Opening Letters

Don’t Be Ashamed to Start Early

kicking the season off on Nov. 1 doesn’t deserve this much derision

Eric Christenson |

Take a trip to Tinsel Town, friends.
Take a trip to Tinsel Town, friends.

As I’m writing this, it’s Halloween. Tonight is all about spooks, scares, and donkey sauce (I’m going out dressed as Guy Fieri). But first thing tomorrow morning, as far as I’m concerned, the holiday season shifts into full swing.

I’m talking cheap plastic Santas adorning my yard, a fruitcake I probably won’t eat gently simmering the oven, botched gingerbread houses, perfectly-curated yuletide playlists, that holiday episode of The Office where Dwight offers to clean a holiday goose he hit on the highway in the conference room – hell, I might even whistle “It’s The Most Wonderful Time Of The Year” as I scrape inevitable ice off the windshield of my deteriorating Ford Taurus for the first of countless times.

I’m gonna start celebrating early; I always celebrate early.

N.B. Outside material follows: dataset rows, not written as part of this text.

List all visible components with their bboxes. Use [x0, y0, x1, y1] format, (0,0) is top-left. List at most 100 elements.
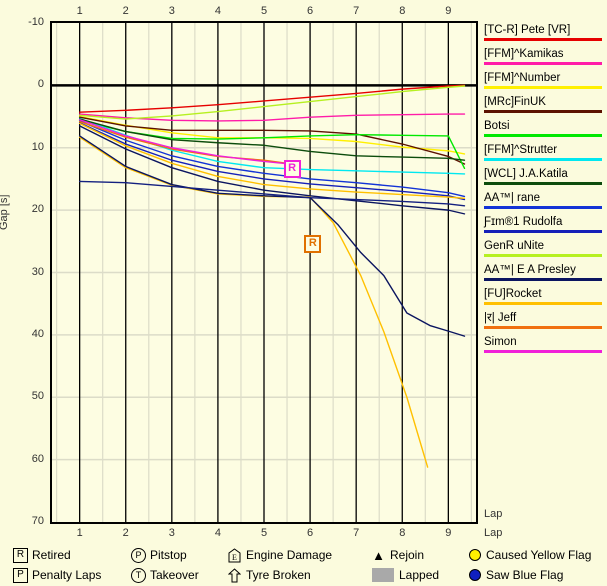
key-entry: P Penalty Laps	[12, 565, 101, 585]
x-tick-label: 4	[214, 527, 221, 539]
key-entry-label: Caused Yellow Flag	[486, 548, 592, 562]
legend-item[interactable]: [TC-R] Pete [VR]	[484, 24, 604, 41]
legend-item[interactable]: GenR uNite	[484, 240, 604, 257]
legend-color-swatch	[484, 86, 602, 89]
x-tick-label: 7	[353, 527, 360, 539]
legend-item[interactable]: [FFM]^Kamikas	[484, 48, 604, 65]
x-axis-label-bottom: Lap	[484, 527, 503, 539]
legend-item-label: |र| Jeff	[484, 312, 517, 324]
legend-color-swatch	[484, 206, 602, 209]
y-tick-label: 0	[37, 78, 44, 91]
legend-item[interactable]: |र| Jeff	[484, 312, 604, 329]
key-entry: Saw Blue Flag	[466, 565, 591, 585]
key-entry: ▲ Rejoin	[370, 545, 439, 565]
legend-item-label: [MRc]FinUK	[484, 96, 546, 108]
circle-P-icon: P	[130, 547, 147, 563]
y-tick-label: 20	[31, 203, 44, 216]
legend-color-swatch	[484, 134, 602, 137]
key-entry: R Retired	[12, 545, 101, 565]
y-tick-label: 10	[31, 140, 44, 153]
legend-item[interactable]: [FU]Rocket	[484, 288, 604, 305]
key-entry-label: Pitstop	[150, 548, 187, 562]
legend-item[interactable]: Botsi	[484, 120, 604, 137]
key-entry: P Pitstop	[130, 545, 199, 565]
lap-gap-chart: Gap [s] -10 0 10 20 30 40 50 60 70 123456789 123…	[0, 0, 502, 545]
y-tick-label: -10	[28, 16, 44, 28]
series-lines	[52, 23, 476, 522]
legend-color-swatch	[484, 278, 602, 281]
x-tick-label: 3	[168, 527, 175, 539]
legend-item-label: [TC-R] Pete [VR]	[484, 24, 571, 36]
legend-color-swatch	[484, 38, 602, 41]
legend-item-label: Simon	[484, 336, 517, 348]
key-entry: Lapped	[370, 565, 439, 585]
legend-item-label: GenR uNite	[484, 240, 545, 252]
legend-item-label: [FFM]^Strutter	[484, 144, 558, 156]
x-tick-label: 7	[353, 5, 360, 17]
x-axis-label-top: Lap	[484, 508, 503, 520]
legend-item[interactable]: Simon	[484, 336, 604, 353]
key-entry-label: Tyre Broken	[246, 568, 311, 582]
grey-box-lapped-icon	[370, 568, 396, 583]
legend-color-swatch	[484, 62, 602, 65]
key-entry-label: Engine Damage	[246, 548, 333, 562]
x-tick-label: 2	[122, 5, 129, 17]
plot-area	[50, 21, 478, 524]
x-tick-label: 4	[214, 5, 221, 17]
legend-color-swatch	[484, 110, 602, 113]
y-tick-label: 60	[31, 452, 44, 465]
legend-color-swatch	[484, 350, 602, 353]
key-entry: T Takeover	[130, 565, 199, 585]
key-entry-label: Penalty Laps	[32, 568, 102, 582]
key-entry: E Engine Damage	[226, 545, 332, 565]
circle-T-icon: T	[130, 567, 147, 583]
retired-marker[interactable]: R	[283, 159, 301, 178]
key-entry-label: Rejoin	[390, 548, 425, 562]
x-tick-label: 2	[122, 527, 129, 539]
legend-item[interactable]: [FFM]^Number	[484, 72, 604, 89]
key-entry-label: Lapped	[399, 568, 440, 582]
key-column: R Retired P Penalty Laps	[12, 545, 101, 585]
legend-item-label: [FU]Rocket	[484, 288, 542, 300]
key-column: Caused Yellow Flag Saw Blue Flag	[466, 545, 591, 585]
x-tick-label: 9	[445, 527, 452, 539]
key-entry-label: Retired	[32, 548, 71, 562]
key-column: P Pitstop T Takeover	[130, 545, 199, 585]
key-entry-label: Takeover	[150, 568, 199, 582]
legend-item[interactable]: [FFM]^Strutter	[484, 144, 604, 161]
x-tick-label: 5	[260, 527, 268, 539]
key-entry: Tyre Broken	[226, 565, 332, 585]
legend-item-label: Ƒɪm®1 Rudolfa	[484, 216, 563, 228]
legend-item-label: Botsi	[484, 120, 510, 132]
legend-item-label: [WCL] J.A.Katila	[484, 168, 568, 180]
key-entry: Caused Yellow Flag	[466, 545, 591, 565]
tyre-broken-icon	[226, 567, 243, 583]
key-entry-label: Saw Blue Flag	[486, 568, 564, 582]
square-R-icon: R	[12, 547, 29, 563]
yellow-dot-icon	[466, 548, 483, 563]
legend-color-swatch	[484, 302, 602, 305]
key-column: ▲ Rejoin Lapped	[370, 545, 439, 585]
legend-color-swatch	[484, 158, 602, 161]
x-tick-label: 6	[307, 5, 314, 17]
x-tick-label: 3	[168, 5, 175, 17]
legend-item[interactable]: AA™| E A Presley	[484, 264, 604, 281]
x-tick-label: 1	[76, 527, 83, 539]
legend-item-label: AA™| E A Presley	[484, 264, 576, 276]
y-tick-label: 30	[31, 265, 44, 278]
legend-color-swatch	[484, 182, 602, 185]
legend-item[interactable]: Ƒɪm®1 Rudolfa	[484, 216, 604, 233]
legend-color-swatch	[484, 230, 602, 233]
legend-item-label: AA™| rane	[484, 192, 541, 204]
legend-item[interactable]: AA™| rane	[484, 192, 604, 209]
blue-dot-icon	[466, 568, 483, 583]
key-column: E Engine Damage Tyre Broken	[226, 545, 332, 585]
legend-item[interactable]: [WCL] J.A.Katila	[484, 168, 604, 185]
x-tick-label: 9	[445, 5, 452, 17]
legend-item[interactable]: [MRc]FinUK	[484, 96, 604, 113]
retired-marker[interactable]: R	[304, 234, 322, 253]
x-tick-label: 8	[399, 5, 406, 17]
y-tick-label: 70	[31, 515, 44, 527]
y-tick-label: 50	[31, 390, 44, 403]
legend-item-label: [FFM]^Number	[484, 72, 561, 84]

And for some reason, I’m supposed to feel bad about that.

But to everyone who starts complaining about the cold, the snow, not enough snowplowing, too much salt, how the malls have their holiday stuff out already, and how the radio stations are playing Christmas music too early: Have fun with seasonal affective disorder, I guess!

A few years ago, when I was student at UW-Eau Claire, I remember it snowed on Oct. 13 and while everyone else was whining and “woe is Wisconsin”-ing about it, I walked up the hill after class to my too-toasty dorm room, threw on Billie Holiday’s “I’ve Got My Love To Keep Me Warm,” broke into some winter Oreos (with the red frosting), and I dealt with it my way: Getting and staying festive.

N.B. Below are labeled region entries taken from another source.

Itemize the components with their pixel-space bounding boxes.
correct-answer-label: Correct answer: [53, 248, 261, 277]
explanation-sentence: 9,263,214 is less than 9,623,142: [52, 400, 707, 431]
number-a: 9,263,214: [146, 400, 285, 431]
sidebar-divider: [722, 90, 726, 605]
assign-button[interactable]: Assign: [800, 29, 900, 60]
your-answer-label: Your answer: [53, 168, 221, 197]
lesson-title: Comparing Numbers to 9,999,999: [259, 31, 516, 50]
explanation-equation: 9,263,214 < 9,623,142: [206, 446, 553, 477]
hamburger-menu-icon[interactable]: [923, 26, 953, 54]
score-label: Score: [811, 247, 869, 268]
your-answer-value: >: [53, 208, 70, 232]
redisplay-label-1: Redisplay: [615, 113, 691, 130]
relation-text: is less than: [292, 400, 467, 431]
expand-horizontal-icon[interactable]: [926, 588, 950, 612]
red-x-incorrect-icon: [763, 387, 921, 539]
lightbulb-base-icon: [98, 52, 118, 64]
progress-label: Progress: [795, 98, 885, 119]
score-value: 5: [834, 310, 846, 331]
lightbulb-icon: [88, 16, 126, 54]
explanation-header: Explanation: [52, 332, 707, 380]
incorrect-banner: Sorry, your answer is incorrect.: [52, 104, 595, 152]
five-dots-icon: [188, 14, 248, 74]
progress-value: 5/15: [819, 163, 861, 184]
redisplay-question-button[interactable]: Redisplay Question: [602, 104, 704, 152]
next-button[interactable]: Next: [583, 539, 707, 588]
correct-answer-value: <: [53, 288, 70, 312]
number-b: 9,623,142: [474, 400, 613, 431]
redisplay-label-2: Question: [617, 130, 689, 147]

But to everyone who starts complaining about the cold, the snow, not enough snowplowing, too much salt, how the malls have their holiday stuff out already, and how the radio stations are playing Christmas music too early: Have fun with seasonal affective disorder, I guess! The rest of us are out there trying to have a good time, doing our best to stave off winter as long as possible.

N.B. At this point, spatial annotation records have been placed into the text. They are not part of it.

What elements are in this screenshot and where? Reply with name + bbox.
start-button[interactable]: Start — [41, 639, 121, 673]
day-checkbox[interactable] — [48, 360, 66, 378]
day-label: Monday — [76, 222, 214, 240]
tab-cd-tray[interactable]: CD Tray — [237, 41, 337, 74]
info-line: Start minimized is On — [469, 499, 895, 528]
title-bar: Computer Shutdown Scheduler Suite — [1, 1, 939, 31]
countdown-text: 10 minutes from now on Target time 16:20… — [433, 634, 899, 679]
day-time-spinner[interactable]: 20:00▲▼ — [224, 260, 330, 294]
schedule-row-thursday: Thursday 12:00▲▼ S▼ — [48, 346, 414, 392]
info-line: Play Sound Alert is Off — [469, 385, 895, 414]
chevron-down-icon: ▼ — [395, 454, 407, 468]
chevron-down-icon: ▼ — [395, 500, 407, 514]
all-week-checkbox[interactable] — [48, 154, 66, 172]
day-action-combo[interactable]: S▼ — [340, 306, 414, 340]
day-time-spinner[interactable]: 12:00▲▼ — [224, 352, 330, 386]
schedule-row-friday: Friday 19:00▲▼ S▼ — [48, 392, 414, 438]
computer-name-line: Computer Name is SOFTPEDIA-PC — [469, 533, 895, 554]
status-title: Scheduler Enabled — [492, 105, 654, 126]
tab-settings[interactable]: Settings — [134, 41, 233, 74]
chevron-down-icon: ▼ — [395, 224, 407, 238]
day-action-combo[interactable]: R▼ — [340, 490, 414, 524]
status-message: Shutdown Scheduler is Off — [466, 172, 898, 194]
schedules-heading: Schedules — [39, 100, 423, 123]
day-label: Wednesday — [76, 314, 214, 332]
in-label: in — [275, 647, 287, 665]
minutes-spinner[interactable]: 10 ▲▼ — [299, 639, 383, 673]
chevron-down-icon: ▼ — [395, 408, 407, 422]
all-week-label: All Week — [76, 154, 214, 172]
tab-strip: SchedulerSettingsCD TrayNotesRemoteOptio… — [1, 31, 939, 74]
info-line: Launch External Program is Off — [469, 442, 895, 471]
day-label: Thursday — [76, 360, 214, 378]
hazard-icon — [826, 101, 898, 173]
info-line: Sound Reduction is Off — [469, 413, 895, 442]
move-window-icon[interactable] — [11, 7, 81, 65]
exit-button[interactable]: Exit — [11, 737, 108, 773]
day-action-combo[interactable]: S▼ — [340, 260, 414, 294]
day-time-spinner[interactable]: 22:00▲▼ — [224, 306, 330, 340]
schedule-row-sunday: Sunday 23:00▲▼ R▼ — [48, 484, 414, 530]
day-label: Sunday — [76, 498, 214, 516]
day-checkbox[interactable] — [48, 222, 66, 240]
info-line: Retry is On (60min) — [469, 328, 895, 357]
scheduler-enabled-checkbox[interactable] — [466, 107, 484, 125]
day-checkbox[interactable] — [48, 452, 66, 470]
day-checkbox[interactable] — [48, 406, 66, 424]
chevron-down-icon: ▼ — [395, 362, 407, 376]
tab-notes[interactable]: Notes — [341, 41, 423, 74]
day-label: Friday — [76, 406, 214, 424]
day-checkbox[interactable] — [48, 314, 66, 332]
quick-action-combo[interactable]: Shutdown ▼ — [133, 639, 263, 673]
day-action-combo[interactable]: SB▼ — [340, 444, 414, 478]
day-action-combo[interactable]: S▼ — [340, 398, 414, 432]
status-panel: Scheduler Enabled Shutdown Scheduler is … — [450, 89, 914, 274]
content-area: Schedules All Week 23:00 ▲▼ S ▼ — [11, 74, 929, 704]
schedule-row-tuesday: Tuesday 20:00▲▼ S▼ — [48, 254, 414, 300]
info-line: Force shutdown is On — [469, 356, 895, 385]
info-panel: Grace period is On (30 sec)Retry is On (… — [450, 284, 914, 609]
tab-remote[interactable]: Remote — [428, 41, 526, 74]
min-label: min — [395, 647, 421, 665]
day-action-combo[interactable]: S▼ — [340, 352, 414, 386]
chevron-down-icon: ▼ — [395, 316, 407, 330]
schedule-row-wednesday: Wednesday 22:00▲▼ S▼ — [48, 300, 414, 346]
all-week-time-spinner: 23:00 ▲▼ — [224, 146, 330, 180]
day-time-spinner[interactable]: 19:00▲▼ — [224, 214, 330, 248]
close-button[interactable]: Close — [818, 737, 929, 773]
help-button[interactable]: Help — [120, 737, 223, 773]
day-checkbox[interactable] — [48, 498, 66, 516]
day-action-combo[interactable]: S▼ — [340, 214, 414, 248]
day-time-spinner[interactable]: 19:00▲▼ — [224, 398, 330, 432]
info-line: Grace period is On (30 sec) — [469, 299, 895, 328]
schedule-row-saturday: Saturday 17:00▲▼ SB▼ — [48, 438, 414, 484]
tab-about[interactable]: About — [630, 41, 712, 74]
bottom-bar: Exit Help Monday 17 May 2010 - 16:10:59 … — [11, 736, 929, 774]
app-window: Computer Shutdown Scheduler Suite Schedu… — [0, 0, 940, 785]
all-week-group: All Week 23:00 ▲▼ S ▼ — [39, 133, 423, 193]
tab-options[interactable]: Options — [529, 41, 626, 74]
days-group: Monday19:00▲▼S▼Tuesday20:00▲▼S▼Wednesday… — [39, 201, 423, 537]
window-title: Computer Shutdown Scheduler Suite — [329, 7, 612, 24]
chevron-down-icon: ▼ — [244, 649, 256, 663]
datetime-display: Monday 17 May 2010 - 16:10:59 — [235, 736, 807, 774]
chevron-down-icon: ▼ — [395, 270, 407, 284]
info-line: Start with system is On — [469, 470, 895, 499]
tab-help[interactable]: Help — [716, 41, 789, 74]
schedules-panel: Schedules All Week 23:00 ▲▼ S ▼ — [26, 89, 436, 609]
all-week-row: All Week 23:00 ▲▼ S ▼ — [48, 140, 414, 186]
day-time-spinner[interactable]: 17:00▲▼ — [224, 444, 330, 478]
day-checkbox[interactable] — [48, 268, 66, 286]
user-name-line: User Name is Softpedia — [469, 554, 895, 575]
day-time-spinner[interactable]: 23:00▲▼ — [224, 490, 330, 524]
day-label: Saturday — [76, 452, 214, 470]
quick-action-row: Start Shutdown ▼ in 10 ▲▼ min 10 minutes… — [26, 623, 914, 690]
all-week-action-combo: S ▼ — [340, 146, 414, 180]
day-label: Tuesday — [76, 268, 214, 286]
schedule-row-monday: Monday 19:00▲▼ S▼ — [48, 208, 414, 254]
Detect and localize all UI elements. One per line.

Because winter is terrible. Nobody likes winter. It’s long, it’s difficult, and it’s a real hassle for those of us who like to have fun and be joyful. But what I’m saying is: Don’t give up. You’ll never run out of different versions of different Christmas songs to listen to. You’ll never run out of terribly cheesy holiday Lifetime movies on Netflix about single moms trying to travel across the country to be with their sons on Christmas Eve or whatever. There’s an endless supply of candy and treats in the world. You can buy a mile of tinsel if you want to. Think about that! A mile of tinsel!

The point is: If you want the holiday season to last two weeks, you can do that! If you want it to last two months, you can do that! If you want to keep the spirit alive all the year round, you can do that! The holidays are a bright, warm oasis in the middle of the harshest and most terrible of all the seasons. If you want to make that last longer, just do it, and don’t apologize for it.

Unlike most radio stations, I’ve been guilty of keeping my celebration subtle until Black Friday – the culturally-accepted holiday season kick-off date – by wearing headphones when I’m listening to “Merry Christmas Baby” by Otis Redding 12 times in a row at work (one for each day of Christmas) or by watching Home Alone and eating candy canes in my apartment at two in the morning under cover of darkness. But I’m done feeling ashamed about it.

Starting Nov. 1, I’ll be bringing cheer, y’all. So either accept it and move on or get out of the way, because when I wake up tomorrow, I’m a sleigh bells-jinglin’, ring ting tinglin’ tornado ready to blow through town spreading joy and merriment to everyone I come across – and I’m never gonna feel bad about it again.